Rigid industries makes a light that’s SAE compliant, I’m not sure about other brands


----------



## iceyman (Mar 1, 2007)

BossPlow2010 said:


> One thing on those lights, they're usually restricted to off road use only and are usually not SAE compliant.
> So if you end up going that route, make sure it's off when you get on the road.
> In Michigan they're also supposed to be covered when on the road.
> 
> Rigid industries makes a light that's SAE compliant, I'm not sure about other brands


Yea around us in nj people drive around with full size bars on a summer night. No rules here it feels like. But we still dont try to blind people


----------



## BossPlow2010 (Sep 29, 2010)

iceyman said:


> Yea around us in nj people drive around with full size bars on a summer night. No rules here it feels like. But we still dont try to blind people


No wonder they won't let you pump your own gas.


----------



## JustJeff (Sep 9, 2009)

That's a town in Oregon.


----------



## iceyman (Mar 1, 2007)

BossPlow2010 said:


> No wonder they won't let you pump your own gas.

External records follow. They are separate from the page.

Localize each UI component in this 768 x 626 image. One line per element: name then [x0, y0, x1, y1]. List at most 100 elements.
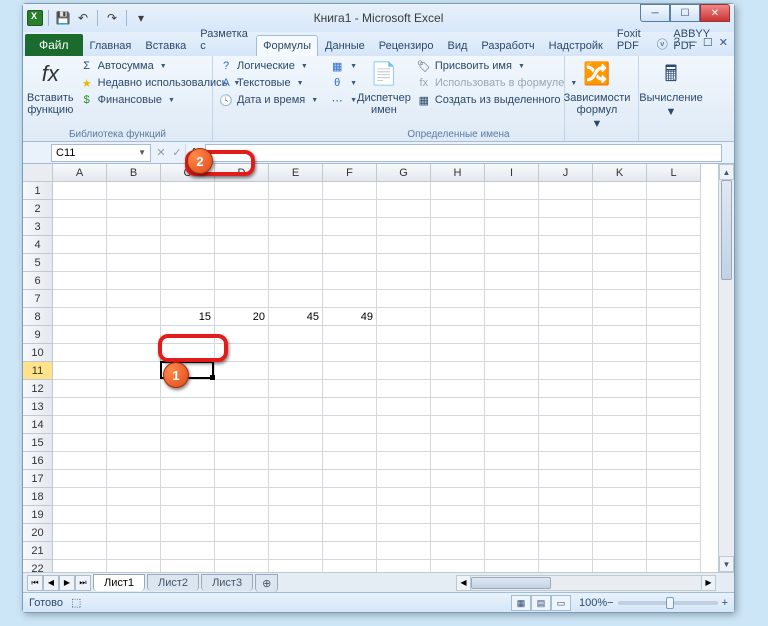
cell-A11[interactable]: [53, 362, 107, 380]
cell-H2[interactable]: [431, 200, 485, 218]
cell-D6[interactable]: [215, 272, 269, 290]
cell-F22[interactable]: [323, 560, 377, 572]
cell-L1[interactable]: [647, 182, 701, 200]
cell-L14[interactable]: [647, 416, 701, 434]
cell-K12[interactable]: [593, 380, 647, 398]
cell-G7[interactable]: [377, 290, 431, 308]
cell-J19[interactable]: [539, 506, 593, 524]
cell-B20[interactable]: [107, 524, 161, 542]
cell-A15[interactable]: [53, 434, 107, 452]
cell-C20[interactable]: [161, 524, 215, 542]
col-header-L[interactable]: L: [647, 164, 701, 182]
cell-A3[interactable]: [53, 218, 107, 236]
cell-A7[interactable]: [53, 290, 107, 308]
cell-J7[interactable]: [539, 290, 593, 308]
cell-E10[interactable]: [269, 344, 323, 362]
cell-J4[interactable]: [539, 236, 593, 254]
row-header-9[interactable]: 9: [23, 326, 53, 344]
cell-C13[interactable]: [161, 398, 215, 416]
cell-L18[interactable]: [647, 488, 701, 506]
cell-L21[interactable]: [647, 542, 701, 560]
cell-G3[interactable]: [377, 218, 431, 236]
cell-E7[interactable]: [269, 290, 323, 308]
minimize-button[interactable]: ─: [640, 4, 670, 22]
cell-J17[interactable]: [539, 470, 593, 488]
cell-G6[interactable]: [377, 272, 431, 290]
select-all-corner[interactable]: [23, 164, 53, 182]
cell-E22[interactable]: [269, 560, 323, 572]
cell-F4[interactable]: [323, 236, 377, 254]
cell-B3[interactable]: [107, 218, 161, 236]
cell-A19[interactable]: [53, 506, 107, 524]
cell-I3[interactable]: [485, 218, 539, 236]
row-header-12[interactable]: 12: [23, 380, 53, 398]
cell-H8[interactable]: [431, 308, 485, 326]
help-icon[interactable]: ?: [674, 36, 680, 52]
cell-A5[interactable]: [53, 254, 107, 272]
cell-G8[interactable]: [377, 308, 431, 326]
cell-B21[interactable]: [107, 542, 161, 560]
cell-B15[interactable]: [107, 434, 161, 452]
row-header-8[interactable]: 8: [23, 308, 53, 326]
cell-H15[interactable]: [431, 434, 485, 452]
cell-F5[interactable]: [323, 254, 377, 272]
cell-K17[interactable]: [593, 470, 647, 488]
cell-F13[interactable]: [323, 398, 377, 416]
cell-E13[interactable]: [269, 398, 323, 416]
cell-C18[interactable]: [161, 488, 215, 506]
cell-H20[interactable]: [431, 524, 485, 542]
view-layout-button[interactable]: ▤: [531, 595, 551, 611]
view-normal-button[interactable]: ▦: [511, 595, 531, 611]
cell-A10[interactable]: [53, 344, 107, 362]
cell-I5[interactable]: [485, 254, 539, 272]
cell-K13[interactable]: [593, 398, 647, 416]
cell-I20[interactable]: [485, 524, 539, 542]
cell-I8[interactable]: [485, 308, 539, 326]
tab-review[interactable]: Рецензиро: [372, 35, 441, 56]
cell-G19[interactable]: [377, 506, 431, 524]
cell-F9[interactable]: [323, 326, 377, 344]
scroll-right-icon[interactable]: ▶: [701, 576, 715, 590]
cell-I9[interactable]: [485, 326, 539, 344]
cell-C3[interactable]: [161, 218, 215, 236]
cell-K1[interactable]: [593, 182, 647, 200]
cell-E19[interactable]: [269, 506, 323, 524]
cell-F16[interactable]: [323, 452, 377, 470]
formula-bar-input[interactable]: [205, 144, 722, 162]
cell-A4[interactable]: [53, 236, 107, 254]
cell-D16[interactable]: [215, 452, 269, 470]
cell-H5[interactable]: [431, 254, 485, 272]
insert-function-button[interactable]: fx Вставить функцию: [27, 58, 74, 116]
col-header-J[interactable]: J: [539, 164, 593, 182]
cell-A18[interactable]: [53, 488, 107, 506]
cell-E12[interactable]: [269, 380, 323, 398]
row-header-6[interactable]: 6: [23, 272, 53, 290]
cell-J15[interactable]: [539, 434, 593, 452]
cell-B11[interactable]: [107, 362, 161, 380]
cell-E16[interactable]: [269, 452, 323, 470]
cell-A6[interactable]: [53, 272, 107, 290]
datetime-button[interactable]: 🕓Дата и время▼: [217, 92, 320, 108]
cell-B22[interactable]: [107, 560, 161, 572]
row-header-1[interactable]: 1: [23, 182, 53, 200]
cell-K11[interactable]: [593, 362, 647, 380]
row-header-15[interactable]: 15: [23, 434, 53, 452]
cell-H13[interactable]: [431, 398, 485, 416]
zoom-level[interactable]: 100%: [579, 597, 607, 609]
cell-J12[interactable]: [539, 380, 593, 398]
cell-L7[interactable]: [647, 290, 701, 308]
view-pagebreak-button[interactable]: ▭: [551, 595, 571, 611]
cell-I22[interactable]: [485, 560, 539, 572]
cell-K20[interactable]: [593, 524, 647, 542]
cell-H12[interactable]: [431, 380, 485, 398]
cell-E11[interactable]: [269, 362, 323, 380]
cell-L22[interactable]: [647, 560, 701, 572]
cell-E5[interactable]: [269, 254, 323, 272]
worksheet-grid[interactable]: ABCDEFGHIJKL 123456789101112131415161718…: [23, 164, 734, 572]
col-header-I[interactable]: I: [485, 164, 539, 182]
cell-F6[interactable]: [323, 272, 377, 290]
cell-D5[interactable]: [215, 254, 269, 272]
cell-H17[interactable]: [431, 470, 485, 488]
cell-B18[interactable]: [107, 488, 161, 506]
cell-I6[interactable]: [485, 272, 539, 290]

I stay warm in a blizzard tho lol


----------



## dieselss (Jan 3, 2008)

JustJeff said:


> That's a town in Oregon.


That's the whole state.
From what I was told they only let motorcycles pump there own


----------



## iceyman (Mar 1, 2007)

dieselss said:


> That's the whole state.
> From what I was told they only let motorcycles pump there own


Depending on where you go you have to pump your own diesel


----------



## JustJeff (Sep 9, 2009)

dieselss said:


> That's the whole state.
> From what I was told they only let motorcycles pump there own


Ya, I knew it was something like that, and that it wasn't NJ.


----------



## Brndnstffrd (Mar 8, 2013)

iceyman said:


> Yea around us in nj people drive around with full size bars on a summer night. No rules here it feels like. But we still dont try to blind people


At least in NJ they only use them at night. Here in CT they use them 24/7. Day/night doesn't matter. If the key is on, the lights are on. At night its even worse because then they have their ghetto headlights, highbeams, and fog lights all going along with the lightbar.


----------



## m_ice (Aug 12, 2012)

If I could I would smash every single 1 of those I saw on the road. It's illegal here to use off road lights but all the DB's do it and it seems that they either drive newer cheeps or trucks with bull bags hanging from them.


----------



## Philbilly2 (Aug 25, 2007)

When do you plan to use this? 

On or off road?

If you are not traveling, do you plow with your headlights on?

It just seems to me (as I do not plow with headlights on) there would never be a time to use this light bar.


----------



## Autorick (Nov 17, 2016)

I also was thinking about adding some smaller LED lights to both of my old plow trucks too. I did some back up lights on one and what a difference on the improvement of my visability. I plow my driveway and about a 1/2 mile of private road in the woods only. Often I am plowing after work in the dark, and surrounded by obstacles.


----------